A história do livro é testemunha de que os
manuais escolares passam de utensílios úteis a raros e, em alguns casos, ganham
o estatuto de objetos museológicos. Consequentemente, esta vicissitude também
se expande aos seus conteúdos programáticos, valores e pedagogias.
“O manual escolar é um produto/mercadoria com profundas repercussões no domínio da sociologia do conhecimento; a sua construção como objecto produto/cultural é também uma questão da ordem do saber; da ordem do livro e da ordem da cognição. Uma epistemologia do manual escolar constitui um desafio conceptual, cuja complexidade, extensível à história do livro, se particulariza, em síntese, numa dialéctica entre discurso e episteme.” (Magalhães, 2006:6)
No entender de Magalhães
(2006:6), o manual escolar deverá ser perspetivado como produto/mercadoria e produto/cultura.
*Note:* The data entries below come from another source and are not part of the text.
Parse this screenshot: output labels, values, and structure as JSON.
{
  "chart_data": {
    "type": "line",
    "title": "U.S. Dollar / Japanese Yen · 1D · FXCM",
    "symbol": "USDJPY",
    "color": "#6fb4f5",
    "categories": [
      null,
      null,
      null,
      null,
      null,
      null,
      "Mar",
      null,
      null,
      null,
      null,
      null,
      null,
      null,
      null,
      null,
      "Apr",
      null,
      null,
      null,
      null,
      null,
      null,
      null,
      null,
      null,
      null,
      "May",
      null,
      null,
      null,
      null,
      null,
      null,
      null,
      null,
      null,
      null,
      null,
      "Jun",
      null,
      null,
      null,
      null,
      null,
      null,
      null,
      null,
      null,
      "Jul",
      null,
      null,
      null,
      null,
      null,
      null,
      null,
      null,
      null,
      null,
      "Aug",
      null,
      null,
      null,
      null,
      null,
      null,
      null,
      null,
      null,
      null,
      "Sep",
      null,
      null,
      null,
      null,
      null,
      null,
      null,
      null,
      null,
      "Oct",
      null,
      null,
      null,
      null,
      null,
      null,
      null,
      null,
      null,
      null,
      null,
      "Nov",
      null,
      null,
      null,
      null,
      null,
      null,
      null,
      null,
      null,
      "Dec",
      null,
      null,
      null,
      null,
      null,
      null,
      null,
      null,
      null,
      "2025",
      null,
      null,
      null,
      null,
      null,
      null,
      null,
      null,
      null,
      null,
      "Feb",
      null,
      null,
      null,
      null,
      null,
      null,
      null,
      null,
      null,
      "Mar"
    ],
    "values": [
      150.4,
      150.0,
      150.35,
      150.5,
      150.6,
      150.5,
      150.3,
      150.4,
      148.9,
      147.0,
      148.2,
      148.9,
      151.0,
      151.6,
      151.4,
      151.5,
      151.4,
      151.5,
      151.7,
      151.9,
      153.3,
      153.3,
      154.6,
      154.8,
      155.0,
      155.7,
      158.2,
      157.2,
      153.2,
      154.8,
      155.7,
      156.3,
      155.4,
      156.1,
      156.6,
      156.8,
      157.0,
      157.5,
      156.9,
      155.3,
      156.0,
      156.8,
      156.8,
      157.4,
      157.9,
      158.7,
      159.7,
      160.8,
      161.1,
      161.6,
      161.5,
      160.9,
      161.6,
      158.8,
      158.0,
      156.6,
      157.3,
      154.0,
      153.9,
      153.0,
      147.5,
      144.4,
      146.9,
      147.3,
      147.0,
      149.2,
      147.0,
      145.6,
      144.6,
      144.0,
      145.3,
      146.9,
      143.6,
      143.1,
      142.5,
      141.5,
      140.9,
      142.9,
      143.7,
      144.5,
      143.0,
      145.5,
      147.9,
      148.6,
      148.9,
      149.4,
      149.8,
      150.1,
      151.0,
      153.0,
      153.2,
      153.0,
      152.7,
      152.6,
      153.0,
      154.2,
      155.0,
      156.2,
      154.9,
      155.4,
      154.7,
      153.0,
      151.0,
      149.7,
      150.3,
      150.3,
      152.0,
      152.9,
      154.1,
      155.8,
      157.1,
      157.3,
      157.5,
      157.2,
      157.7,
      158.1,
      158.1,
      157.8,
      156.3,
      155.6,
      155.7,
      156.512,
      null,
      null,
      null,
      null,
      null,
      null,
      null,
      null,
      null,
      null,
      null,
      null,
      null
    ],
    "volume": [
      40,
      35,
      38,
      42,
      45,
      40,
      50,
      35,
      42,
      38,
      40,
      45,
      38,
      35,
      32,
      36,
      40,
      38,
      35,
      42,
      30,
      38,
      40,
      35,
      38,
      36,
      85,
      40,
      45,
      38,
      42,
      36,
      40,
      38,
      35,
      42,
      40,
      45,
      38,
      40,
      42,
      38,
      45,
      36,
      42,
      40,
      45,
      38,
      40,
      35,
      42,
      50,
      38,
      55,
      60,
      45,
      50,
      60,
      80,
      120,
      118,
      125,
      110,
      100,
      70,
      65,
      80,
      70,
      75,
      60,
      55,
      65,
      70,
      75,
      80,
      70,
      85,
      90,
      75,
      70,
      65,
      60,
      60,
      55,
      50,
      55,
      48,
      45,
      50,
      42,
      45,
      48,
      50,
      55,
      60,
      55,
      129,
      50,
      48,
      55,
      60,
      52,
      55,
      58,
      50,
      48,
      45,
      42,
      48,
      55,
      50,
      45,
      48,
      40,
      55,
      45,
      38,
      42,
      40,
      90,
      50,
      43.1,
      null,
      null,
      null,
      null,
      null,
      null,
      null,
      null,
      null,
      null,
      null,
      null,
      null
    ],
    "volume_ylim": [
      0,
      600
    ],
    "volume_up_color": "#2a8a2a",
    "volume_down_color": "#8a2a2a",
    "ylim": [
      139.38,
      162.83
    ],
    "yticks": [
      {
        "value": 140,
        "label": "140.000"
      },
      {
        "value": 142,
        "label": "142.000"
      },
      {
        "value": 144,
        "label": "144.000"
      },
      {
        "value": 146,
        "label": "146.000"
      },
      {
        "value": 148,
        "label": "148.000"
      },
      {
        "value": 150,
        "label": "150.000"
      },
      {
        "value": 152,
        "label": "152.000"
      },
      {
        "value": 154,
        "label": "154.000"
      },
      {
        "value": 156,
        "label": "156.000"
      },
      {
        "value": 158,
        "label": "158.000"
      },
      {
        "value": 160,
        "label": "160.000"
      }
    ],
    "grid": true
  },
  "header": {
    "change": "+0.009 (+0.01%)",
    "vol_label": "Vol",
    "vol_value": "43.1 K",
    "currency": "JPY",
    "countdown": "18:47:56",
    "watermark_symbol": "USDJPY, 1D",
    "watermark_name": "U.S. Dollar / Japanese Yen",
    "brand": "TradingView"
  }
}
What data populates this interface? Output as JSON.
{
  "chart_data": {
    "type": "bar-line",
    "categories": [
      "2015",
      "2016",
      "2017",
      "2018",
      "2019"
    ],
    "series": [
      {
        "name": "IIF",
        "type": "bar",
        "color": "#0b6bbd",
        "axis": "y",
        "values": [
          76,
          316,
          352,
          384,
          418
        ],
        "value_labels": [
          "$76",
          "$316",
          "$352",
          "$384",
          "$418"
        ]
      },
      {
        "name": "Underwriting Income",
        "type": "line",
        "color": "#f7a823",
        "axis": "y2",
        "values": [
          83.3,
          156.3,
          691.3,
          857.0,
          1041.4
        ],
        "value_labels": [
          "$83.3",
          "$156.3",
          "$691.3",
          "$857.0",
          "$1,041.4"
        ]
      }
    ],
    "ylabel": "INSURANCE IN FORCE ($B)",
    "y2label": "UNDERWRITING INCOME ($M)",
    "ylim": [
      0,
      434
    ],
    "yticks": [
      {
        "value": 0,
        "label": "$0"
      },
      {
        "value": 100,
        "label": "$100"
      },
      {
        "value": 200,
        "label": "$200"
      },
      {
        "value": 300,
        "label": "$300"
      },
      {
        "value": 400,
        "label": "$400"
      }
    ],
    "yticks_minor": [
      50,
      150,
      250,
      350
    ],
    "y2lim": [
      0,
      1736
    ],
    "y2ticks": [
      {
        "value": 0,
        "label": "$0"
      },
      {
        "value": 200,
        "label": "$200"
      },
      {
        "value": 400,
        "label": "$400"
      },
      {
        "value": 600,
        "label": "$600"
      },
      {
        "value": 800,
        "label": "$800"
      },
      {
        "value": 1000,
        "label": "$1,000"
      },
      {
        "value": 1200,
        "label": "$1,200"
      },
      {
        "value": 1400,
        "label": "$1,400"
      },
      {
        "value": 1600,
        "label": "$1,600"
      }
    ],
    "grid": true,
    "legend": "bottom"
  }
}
Quando entendemos o manual escolar como um produto/mercadoria referimo-nos, essencialmente,
ao enquadramento histórico desses utensílios pedagógicos. O estudo diacrónico
do manual escolar representa-nos, em si mesmo, ciclos de conhecimento e, acima
de tudo, petrifica as várias áreas do saber, quer ao nível da história, quer ao
nível da ciência.
A par desta perspetiva
materialista, o manual escolar entendido como produto/cultura será sempre
definido como uma estrutura cognitiva. O livro como um produto cultural tem
vindo, ao longo do tempo, a desenvolver novos conceitos, novas abordagens e
atitudes científicas.
Para
além desta perspetiva dualista, a Secretaria-Geral do Ministério da Educação e
Ciência, nomeadamente, a Divisão de Serviços de Documentação e de Arquivo,
entende o manual escolar como objeto/arte.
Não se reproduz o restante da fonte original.